Gives the speaker little or no (verbal or nonverbal) feedback.
Changes the subject.
Talks too much.
Gives unwanted advice.
Too busy to listen.
Don't Talk Too Much
Telling the interviewer more than he needs to know could be a fatal mistake. When you have not prepared ahead of time, you may ramble when answering interview questions, sometimes talking yourself right out of the job. Prepare for the intervies by reading through the job posting, matching your skills with the position's requirements and relating only that information. Do some research about the company.
Don't Be Too Familiar
The interview is a professional meeting to talk business. This is not about making a new friend. Your level of familiarity should mimic the interviewer's demeanor. It is important to bring energy and enthusiasm to the interview and to ask questions, but do not overstep your place as a candidate looking for a job.
Use Appropriate Language
It's a given that you should use professional language during the interview. Be aware of any inappropriate language or references to age, race, religion, politics or sexual orientation -- these topics could send you out the door very quickly.
Don't Be Cocky
Attitude plays a key role in your interview success. There is a fine balance between confidence, professionalism and modesty. Even if you're putting on a performance to demonstrate your ability, overconfidence is as bad, if not worse, as being too reserved.
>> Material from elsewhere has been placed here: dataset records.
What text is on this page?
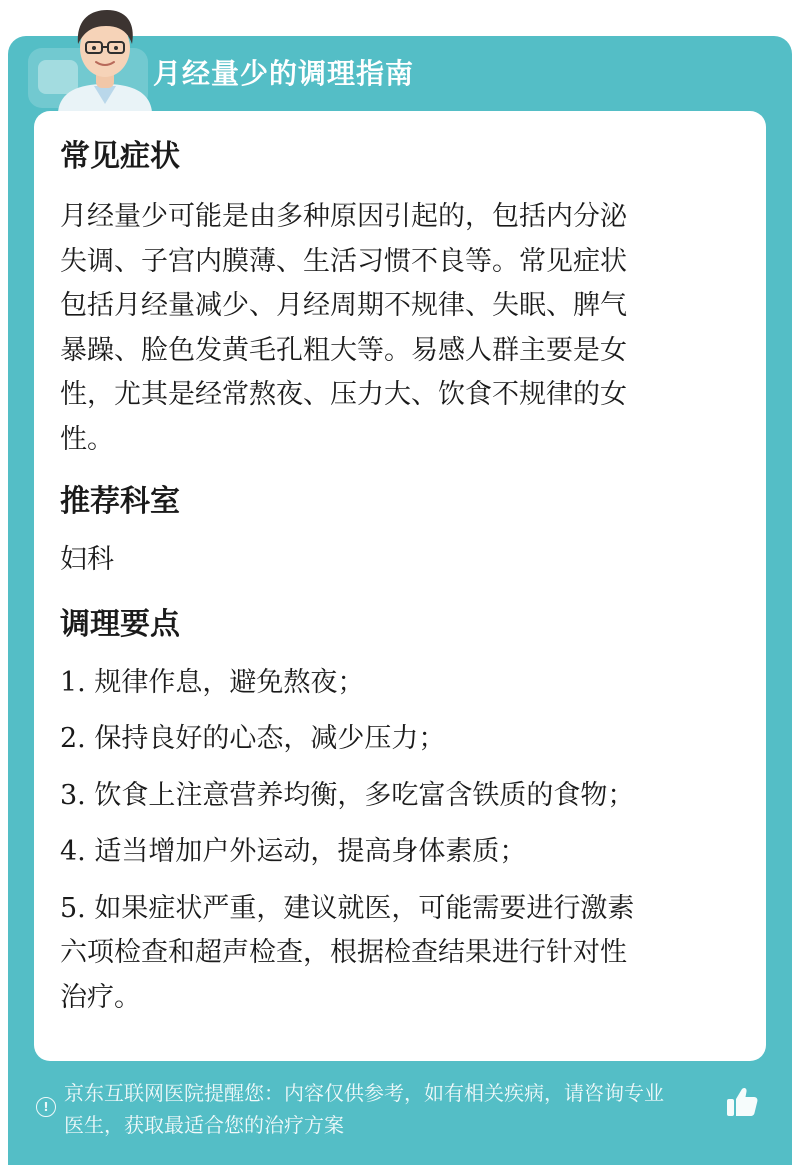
月经量少的调理指南
常见症状
月经量少可能是由多种原因引起的，包括内分泌
失调、子宫内膜薄、生活习惯不良等。常见症状
包括月经量减少、月经周期不规律、失眠、脾气
暴躁、脸色发黄毛孔粗大等。易感人群主要是女
性，尤其是经常熬夜、压力大、饮食不规律的女
性。
推荐科室
妇科
调理要点
1. 规律作息，避免熬夜；
2. 保持良好的心态，减少压力；
3. 饮食上注意营养均衡，多吃富含铁质的食物；
4. 适当增加户外运动，提高身体素质；
5. 如果症状严重，建议就医，可能需要进行激素
六项检查和超声检查，根据检查结果进行针对性
治疗。
!
京东互联网医院提醒您：内容仅供参考，如有相关疾病，请咨询专业
医生，获取最适合您的治疗方案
Take Care to Answer the Questions
When interviewers ask for an example of a time when you did something, they are asking behavioural interview questions which are designed to elicit a sample of your past behavior. If you fail to relate a specific example, you not only don't answer the question, but you also miss an opportunity to prove your ability and talk about your skills.
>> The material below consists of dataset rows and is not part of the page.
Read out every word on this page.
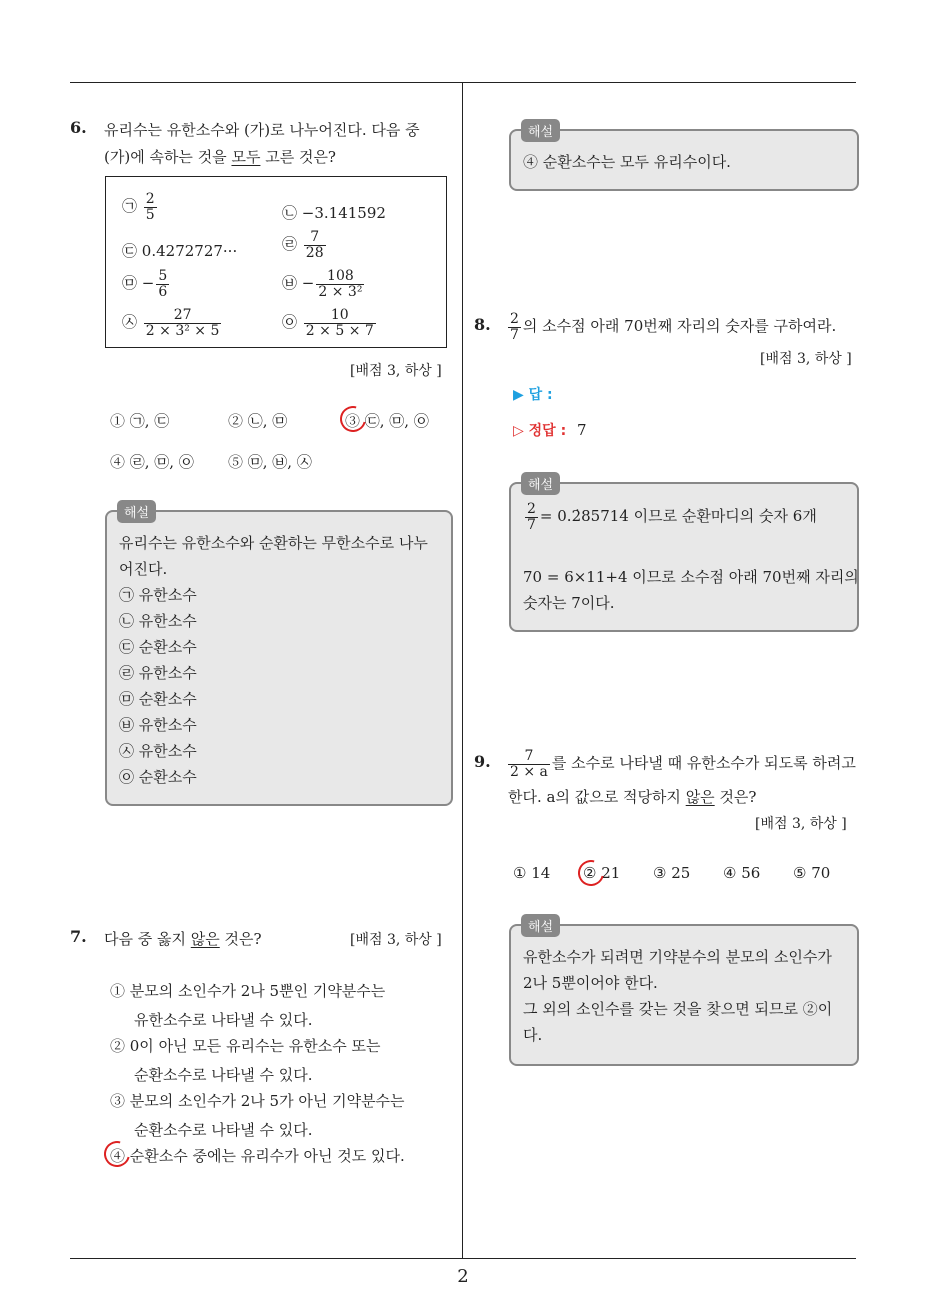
6. 유리수는 유한소수와 (가)로 나누어진다. 다음 중
(가)에 속하는 것을 모두 고른 것은?
㉠ $\frac{2}{5}$	㉡ −3.141592
㉢ 0.4272727···	㉣ $\frac{7}{28}$
㉤ − $\frac{5}{6}$	㉥ − $\frac{108}{\text{2 × 3²}}$
㉦ $\frac{27}{\text{2 × 3² × 5}}$	㉧ $\frac{10}{2 \times 5 \times 7}$
[배점 3, 하상 ]
① ㉠, ㉢	② ㉡, ㉤	③ ㉢, ㉤, ㉧
④ ㉣, ㉤, ㉧ ⑤ ㉤, ㉥, ㉦
해설
유리수는 유한소수와 순환하는 무한소수로 나누
어진다.
㉠ 유한소수
㉡ 유한소수
㉢ 순환소수
㉣ 유한소수
㉤ 순환소수
㉥ 유한소수
㉦ 유한소수
㉧ 순환소수
7. 다음 중 옳지 않은 것은?	[배점 3, 하상 ]
① 분모의 소인수가 2나 5뿐인 기약분수는
유한소수로 나타낼 수 있다.
② 0이 아닌 모든 유리수는 유한소수 또는
순환소수로 나타낼 수 있다.
③ 분모의 소인수가 2나 5가 아닌 기약분수는
순환소수로 나타낼 수 있다.
④ 순환소수 중에는 유리수가 아닌 것도 있다.
해설
④ 순환소수는 모두 유리수이다.
8. $\frac{2}{7}$ 의 소수점 아래 70번째 자리의 숫자를 구하여라.
[배점 3, 하상 ]
▶ 답 :
▷ 정답 : 7
해설
$\frac{2}{7}$ = 0.2̇85714̇ 이므로 순환마디의 숫자 6개
70 = 6×11+4 이므로 소수점 아래 70번째 자리의
숫자는 7이다.
9. $\frac{7}{2 \times a}$ 를 소수로 나타낼 때 유한소수가 되도록 하려고
한다. a의 값으로 적당하지 않은 것은?
[배점 3, 하상 ]
① 14 ② 21 ③ 25 ④ 56 ⑤ 70
해설
유한소수가 되려면 기약분수의 분모의 소인수가
2나 5뿐이어야 한다.
그 외의 소인수를 갖는 것을 찾으면 되므로 ②이
다.
2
When asked if they have any questions, most candidates answer, "No." Wrong answer. Part of knowing how to interview is being ready to ask questions that demonstrate an interest in what goes on in the company. Asking questions also gives you the opportunity to find out if this is the right place for you. The best questions come from listening to what you're asked during the interview and asking for additional information.
In many situations, the questions you ask in an interview can be more revealing than the answers you give. Recruiters are looking for candidates who ask insightful questions throughout the recruitment process; they see candidates' questions for employers as clues about their analytical skills.
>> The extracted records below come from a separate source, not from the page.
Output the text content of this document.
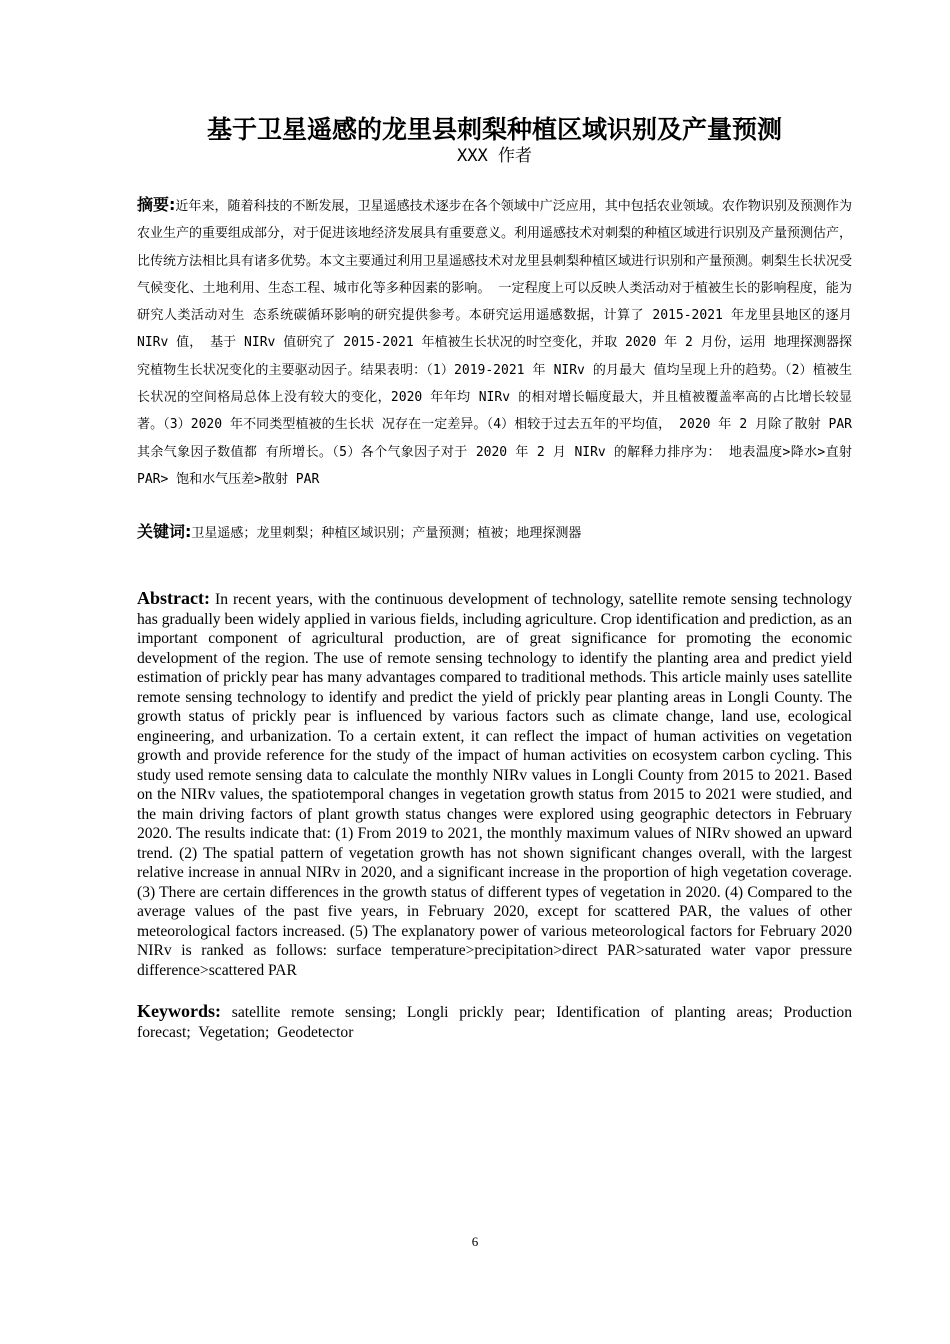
基于卫星遥感的龙里县刺梨种植区域识别及产量预测
XXX 作者
摘要:近年来，随着科技的不断发展，卫星遥感技术逐步在各个领域中广泛应用，其中包括农业领域。农作物识别及预测作为农业生产的重要组成部分，对于促进该地经济发展具有重要意义。利用遥感技术对刺梨的种植区域进行识别及产量预测估产，比传统方法相比具有诸多优势。本文主要通过利用卫星遥感技术对龙里县刺梨种植区域进行识别和产量预测。刺梨生长状况受气候变化、土地利用、生态工程、城市化等多种因素的影响。 一定程度上可以反映人类活动对于植被生长的影响程度，能为研究人类活动对生 态系统碳循环影响的研究提供参考。本研究运用遥感数据，计算了 2015-2021 年龙里县地区的逐月 NIRv 值， 基于 NIRv 值研究了 2015-2021 年植被生长状况的时空变化，并取 2020 年 2 月份，运用 地理探测器探究植物生长状况变化的主要驱动因子。结果表明：（1）2019-2021 年 NIRv 的月最大 值均呈现上升的趋势。（2）植被生长状况的空间格局总体上没有较大的变化，2020 年年均 NIRv 的相对增长幅度最大，并且植被覆盖率高的占比增长较显著。（3）2020 年不同类型植被的生长状 况存在一定差异。（4）相较于过去五年的平均值， 2020 年 2 月除了散射 PAR 其余气象因子数值都 有所增长。（5）各个气象因子对于 2020 年 2 月 NIRv 的解释力排序为： 地表温度>降水>直射 PAR> 饱和水气压差>散射 PAR
关键词:卫星遥感；龙里刺梨；种植区域识别；产量预测；植被；地理探测器
Abstract: In recent years, with the continuous development of technology, satellite remote sensing technology has gradually been widely applied in various fields, including agriculture. Crop identification and prediction, as an important component of agricultural production, are of great significance for promoting the economic development of the region. The use of remote sensing technology to identify the planting area and predict yield estimation of prickly pear has many advantages compared to traditional methods. This article mainly uses satellite remote sensing technology to identify and predict the yield of prickly pear planting areas in Longli County. The growth status of prickly pear is influenced by various factors such as climate change, land use, ecological engineering, and urbanization. To a certain extent, it can reflect the impact of human activities on vegetation growth and provide reference for the study of the impact of human activities on ecosystem carbon cycling. This study used remote sensing data to calculate the monthly NIRv values in Longli County from 2015 to 2021. Based on the NIRv values, the spatiotemporal changes in vegetation growth status from 2015 to 2021 were studied, and the main driving factors of plant growth status changes were explored using geographic detectors in February 2020. The results indicate that: (1) From 2019 to 2021, the monthly maximum values of NIRv showed an upward trend. (2) The spatial pattern of vegetation growth has not shown significant changes overall, with the largest relative increase in annual NIRv in 2020, and a significant increase in the proportion of high vegetation coverage. (3) There are certain differences in the growth status of different types of vegetation in 2020. (4) Compared to the average values of the past five years, in February 2020, except for scattered PAR, the values of other meteorological factors increased. (5) The explanatory power of various meteorological factors for February 2020 NIRv is ranked as follows: surface temperature>precipitation>direct PAR>saturated water vapor pressure difference>scattered PAR
Keywords: satellite remote sensing; Longli prickly pear; Identification of planting areas; Production forecast; Vegetation; Geodetector
6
Questions are also a sign of enthusiasm, something most recruiters and hiring managers desperately want to see. “The way to show interest is by asking follow-up questions, really taking interest in what they're doing and showing that you've done some research as well,” says Austin Cooke, director of global recruitment at Sapient, a technology consulting company.
The Best Types of Questions
There's no standard set of good questions to ask employers. “The questions should be thoughtful, not canned, because any good recruiter is going to know somebody told you to ask that question, and that's a turnoff,” says Jennifer Scott, head of recruitment for Petro, the nation's largest heating oil service and delivery company. “I hate it when people have a list of generic questions.”
Recruiters suggest asking questions specific to the company and industry you're exploring. The best candidates “ask really well-thought-out questions that show that you know the [interviewer's] business,” says Kirch. “You know their company to some extent, and you've thought about your question. It all goes back to preparation, and it tells the interviewer you thought about this interview before you walked in the door.”
Many recruiters also like to see someone latch onto a point from the interview and delve into it more deeply. “Show me you can think on your feet,” says Scott.
Don't Appear Desperate
When you interview with the "please, please hire me" approach, you appear desperate and less confident. Reflect the three Cs during the interview: cool, calm and confidence. You know you can do the job; make sure the interviewer believes you can, too.